The construction industry’s safety is driven by regulatory agencies, insurance requirements and contractors will to make sure every employee goes home to their family each night in the same shape as they showed up to work that day.
With the Occupational Safety and Health Act of 1970, Congress created the Occupational Safety and Health Administration (OSHA) to ensure safe and healthful working conditions for working men and women by setting and enforcing standards and by providing training, outreach, education and assistance.
10%-20% of contractors labor cost is workman’s compensation. All states require set limits of workman’s compensation insurance that a contractor must have in place if they are actively sending employees to a construction site. Most insurance companies issue contractors an Experience Modification. This is a grade the contractor receives which benchmarks he/she against other similar contractors in the industry. A mod rate of 1.0 is middle of the road. .75 is a company with less workmans compensation claims. 1.25 is a contractor with more workmans compensation claims. This is usually a multiple against a standard comp rate and can ultimately cost a contractor 25% more than the industry is paying.

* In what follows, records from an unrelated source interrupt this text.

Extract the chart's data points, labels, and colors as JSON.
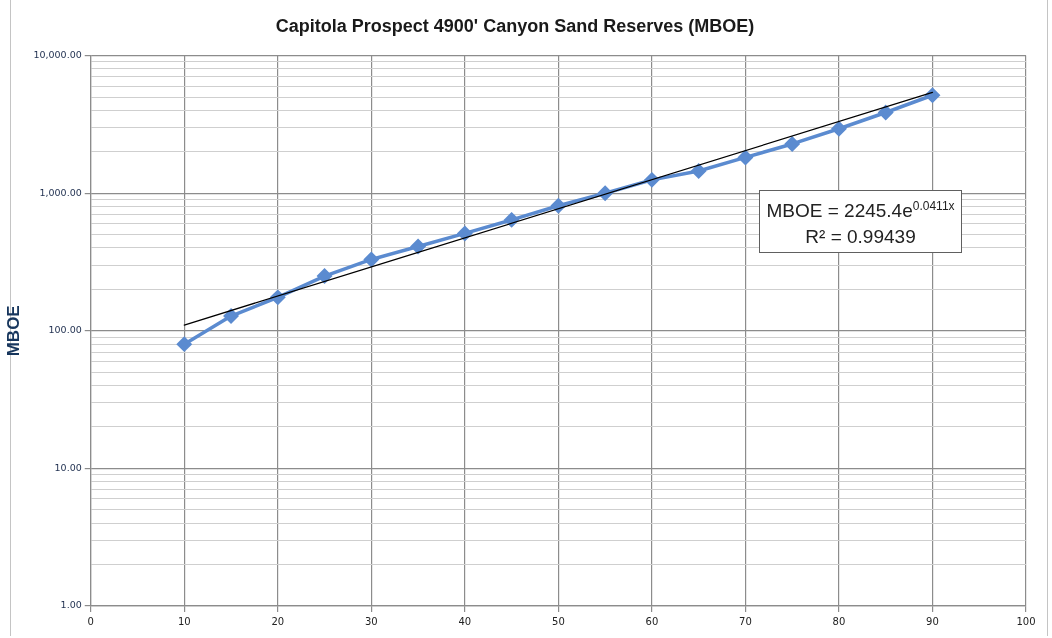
{
  "chart_data": {
    "type": "line",
    "title": "Capitola Prospect 4900' Canyon Sand Reserves (MBOE)",
    "ylabel": "MBOE",
    "x": [
      10,
      15,
      20,
      25,
      30,
      35,
      40,
      45,
      50,
      55,
      60,
      65,
      70,
      75,
      80,
      85,
      90
    ],
    "series": [
      {
        "color": "#5b8bd0",
        "marker": "diamond",
        "values": [
          80,
          128,
          175,
          250,
          330,
          410,
          510,
          640,
          810,
          1000,
          1250,
          1450,
          1820,
          2280,
          2940,
          3860,
          5150
        ]
      },
      {
        "type": "line",
        "color": "#000000",
        "marker": "none",
        "x": [
          10,
          90
        ],
        "values": [
          110,
          5400
        ]
      }
    ],
    "xlim": [
      0,
      100
    ],
    "xticks": [
      0,
      10,
      20,
      30,
      40,
      50,
      60,
      70,
      80,
      90,
      100
    ],
    "log": "y",
    "ylim": [
      1,
      10000
    ],
    "yticks": [
      {
        "value": 1,
        "label": "1.00"
      },
      {
        "value": 2,
        "label": null
      },
      {
        "value": 3,
        "label": null
      },
      {
        "value": 4,
        "label": null
      },
      {
        "value": 5,
        "label": null
      },
      {
        "value": 6,
        "label": null
      },
      {
        "value": 7,
        "label": null
      },
      {
        "value": 8,
        "label": null
      },
      {
        "value": 9,
        "label": null
      },
      {
        "value": 10,
        "label": "10.00"
      },
      {
        "value": 20,
        "label": null
      },
      {
        "value": 30,
        "label": null
      },
      {
        "value": 40,
        "label": null
      },
      {
        "value": 50,
        "label": null
      },
      {
        "value": 60,
        "label": null
      },
      {
        "value": 70,
        "label": null
      },
      {
        "value": 80,
        "label": null
      },
      {
        "value": 90,
        "label": null
      },
      {
        "value": 100,
        "label": "100.00"
      },
      {
        "value": 200,
        "label": null
      },
      {
        "value": 300,
        "label": null
      },
      {
        "value": 400,
        "label": null
      },
      {
        "value": 500,
        "label": null
      },
      {
        "value": 600,
        "label": null
      },
      {
        "value": 700,
        "label": null
      },
      {
        "value": 800,
        "label": null
      },
      {
        "value": 900,
        "label": null
      },
      {
        "value": 1000,
        "label": "1,000.00"
      },
      {
        "value": 2000,
        "label": null
      },
      {
        "value": 3000,
        "label": null
      },
      {
        "value": 4000,
        "label": null
      },
      {
        "value": 5000,
        "label": null
      },
      {
        "value": 6000,
        "label": null
      },
      {
        "value": 7000,
        "label": null
      },
      {
        "value": 8000,
        "label": null
      },
      {
        "value": 9000,
        "label": null
      },
      {
        "value": 10000,
        "label": "10,000.00"
      }
    ],
    "grid": true,
    "annotations": [
      "MBOE = 2245.4e$^{0.0411x}$",
      "R² = 0.99439"
    ]
  }
}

In addition to being responsible for your employees health and safety, OSHA and insurance companies can enforce severe fines & policy increases if an employer is found not to be maintaining their required safety equipment.

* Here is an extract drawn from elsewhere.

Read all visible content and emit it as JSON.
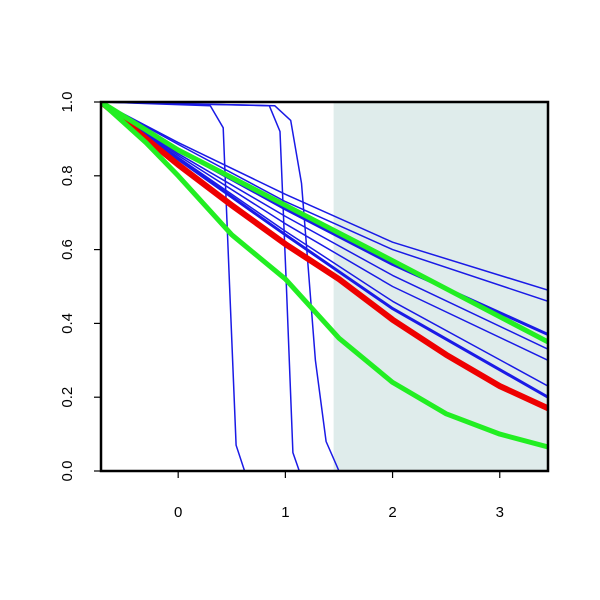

Tracking location and general maintenance of safety equipment is no small task. This equipment ranges from air monitoring devices, fall protection harnesses, eye wash stations, etc. Each device has its own inspection and maintenance requirements and is often at a remote job site location when the maintenance or inspection is due.
In addition to tracking required inspections, some end users capture a GPS position on the Slate when the equipment is delivered. This gives safety inspectors the ability to map out inspection visits or equipment recalls and replacements.